One problem that has emerged with Tecfidera over the last year is progressive multifocal leukoencephalopathy (PML), a potentially fatal brain infection. PML has plagued Tysabri users (about 600 cases to date, including over 100 deaths), but fortunately the PML risk appears to be much lower with Tecfidera. One theory is that persistently low white blood cell (WBC) counts are associated with PML risk; of particular importance are lymphocytes, a type of WBC that protect against infection. In clinical trials of Tecfidera, about 7% of people experienced a severe problem with low WBC counts (Fox and colleagues. ECTRIMS 2015; abstract P606), which is generally managed by either reducing the drug or stopping it altogether. Several MS centres in the U.S. and Scotland reported their experience with WBC/lymphocyte counts and Tecfidera. In general, it appears that the problem is somewhat more common in the real world compared to the world of clinical trials – about 6-13% of people had persistently low blood cell counts (Romba and colleagues. ECTRIMS 2015; abstract P1130; Smoot and colleagues. Abstract P610; MacDougall and colleagues. Abstract P624). The people at highest risk of developing this problem are typically older, those with worse disability, and people with lower blood cell counts before they start treatment.

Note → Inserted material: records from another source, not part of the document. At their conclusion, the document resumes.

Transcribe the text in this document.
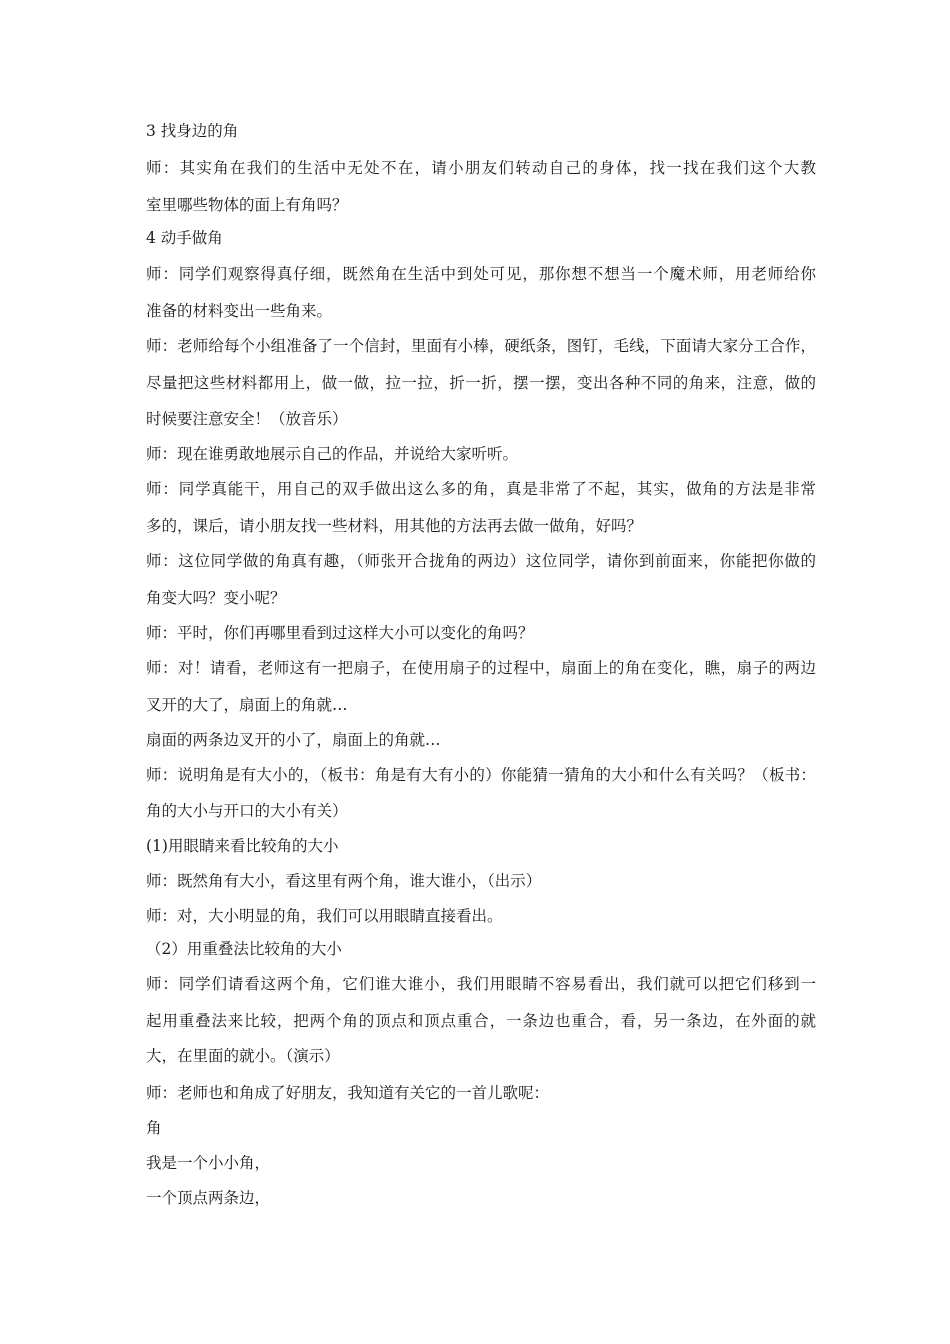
3 找身边的角
师：其实角在我们的生活中无处不在，请小朋友们转动自己的身体，找一找在我们这个大教
室里哪些物体的面上有角吗？
4 动手做角
师：同学们观察得真仔细，既然角在生活中到处可见，那你想不想当一个魔术师，用老师给你
准备的材料变出一些角来。
师：老师给每个小组准备了一个信封，里面有小棒，硬纸条，图钉，毛线，下面请大家分工合作，
尽量把这些材料都用上，做一做，拉一拉，折一折，摆一摆，变出各种不同的角来，注意，做的
时候要注意安全！（放音乐）
师：现在谁勇敢地展示自己的作品，并说给大家听听。
师：同学真能干，用自己的双手做出这么多的角，真是非常了不起，其实，做角的方法是非常
多的，课后，请小朋友找一些材料，用其他的方法再去做一做角，好吗？
师：这位同学做的角真有趣，（师张开合拢角的两边）这位同学，请你到前面来，你能把你做的
角变大吗？变小呢？
师：平时，你们再哪里看到过这样大小可以变化的角吗？
师：对！请看，老师这有一把扇子，在使用扇子的过程中，扇面上的角在变化，瞧，扇子的两边
叉开的大了，扇面上的角就…
扇面的两条边叉开的小了，扇面上的角就…
师：说明角是有大小的，（板书：角是有大有小的）你能猜一猜角的大小和什么有关吗？（板书：
角的大小与开口的大小有关）
(1)用眼睛来看比较角的大小
师：既然角有大小，看这里有两个角，谁大谁小，（出示）
师：对，大小明显的角，我们可以用眼睛直接看出。
（2）用重叠法比较角的大小
师：同学们请看这两个角，它们谁大谁小，我们用眼睛不容易看出，我们就可以把它们移到一
起用重叠法来比较，把两个角的顶点和顶点重合，一条边也重合，看，另一条边，在外面的就
大，在里面的就小。（演示）
师：老师也和角成了好朋友，我知道有关它的一首儿歌呢：
角
我是一个小小角，
一个顶点两条边，
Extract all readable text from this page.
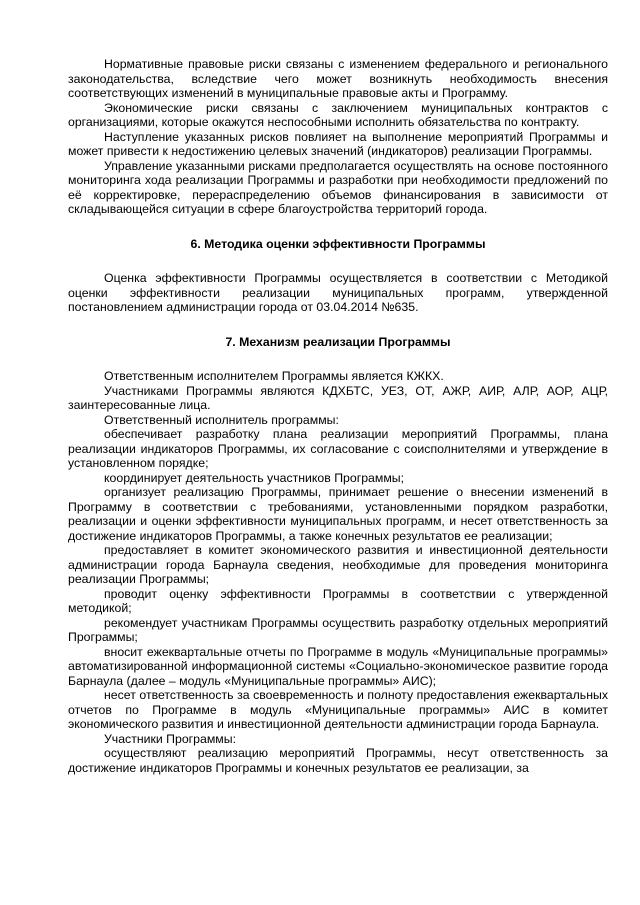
Нормативные правовые риски связаны с изменением федерального и регионального законодательства, вследствие чего может возникнуть необходимость внесения соответствующих изменений в муниципальные правовые акты и Программу.

Экономические риски связаны с заключением муниципальных контрактов с организациями, которые окажутся неспособными исполнить обязательства по контракту.

Наступление указанных рисков повлияет на выполнение мероприятий Программы и может привести к недостижению целевых значений (индикаторов) реализации Программы.

Управление указанными рисками предполагается осуществлять на основе постоянного мониторинга хода реализации Программы и разработки при необходимости предложений по её корректировке, перераспределению объемов финансирования в зависимости от складывающейся ситуации в сфере благоустройства территорий города.

6. Методика оценки эффективности Программы

Оценка эффективности Программы осуществляется в соответствии с Методикой оценки эффективности реализации муниципальных программ, утвержденной постановлением администрации города от 03.04.2014 №635.

7. Механизм реализации Программы

Ответственным исполнителем Программы является КЖКХ.

Участниками Программы являются КДХБТС, УЕЗ, ОТ, АЖР, АИР, АЛР, АОР, АЦР, заинтересованные лица.

Ответственный исполнитель программы:

обеспечивает разработку плана реализации мероприятий Программы, плана реализации индикаторов Программы, их согласование с соисполнителями и утверждение в установленном порядке;

координирует деятельность участников Программы;

организует реализацию Программы, принимает решение о внесении изменений в Программу в соответствии с требованиями, установленными порядком разработки, реализации и оценки эффективности муниципальных программ, и несет ответственность за достижение индикаторов Программы, а также конечных результатов ее реализации;

предоставляет в комитет экономического развития и инвестиционной деятельности администрации города Барнаула сведения, необходимые для проведения мониторинга реализации Программы;

проводит оценку эффективности Программы в соответствии с утвержденной методикой;

рекомендует участникам Программы осуществить разработку отдельных мероприятий Программы;

вносит ежеквартальные отчеты по Программе в модуль «Муниципальные программы» автоматизированной информационной системы «Социально-экономическое развитие города Барнаула (далее – модуль «Муниципальные программы» АИС);

несет ответственность за своевременность и полноту предоставления ежеквартальных отчетов по Программе в модуль «Муниципальные программы» АИС в комитет экономического развития и инвестиционной деятельности администрации города Барнаула.

Участники Программы:

осуществляют реализацию мероприятий Программы, несут ответственность за достижение индикаторов Программы и конечных результатов ее реализации, за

Gilenya: Low lymphocyte counts are also seen with Gilenya, but the situation is a little different because that is the normal way that the drug works in MS. Gilenya sequesters lymphocytes in the lymph nodes so they aren’t free to cause inflammation in the brain. Low lymphocyte counts may contribute to the PML risk with Gilenya (three cases have been reported thus far), but this isn’t known for sure. In fact, a long-term safety analysis of people taking Gilenya for up to seven years found that a low blood cell count didn’t appear to be associated with an increased risk of infections of any kind (Cohen and colleagues. ECTRIMS 2015; abstract P591). So this issue will need more study. As with Tecfidera, the PML risk with Gilenya appears to be very low.

Still, low lymphocyte counts are a concern to some, so a small Italian study looked at whether taking Gilenya every other day (rather than every day) had less of an impact on blood cell counts (Merlini and colleagues. ECTRIMS 2015; P1183). It did – but 1 in 4 had a relapse, suggesting that the lower dose wasn’t as effective in controlling their MS. This underscores the importance of taking Gilenya every day.

People who start Gilenya appear to be satisfied with their treatment judging by the number who keep taking the medication. Among people enrolling in the Gilenya patient support program in Canada, about 77% were still taking their medication two years later (Lapierre and colleagues. ECTRIMS 2015; abstract P529). This compares favourably to what has been seen with the injectable medications (interferons and Copaxone): a study in Ontario found that a majority of people stopped their treatment within 2-3 years (Wong and colleagues. Can J Neurol Sci 2011;38:429-433).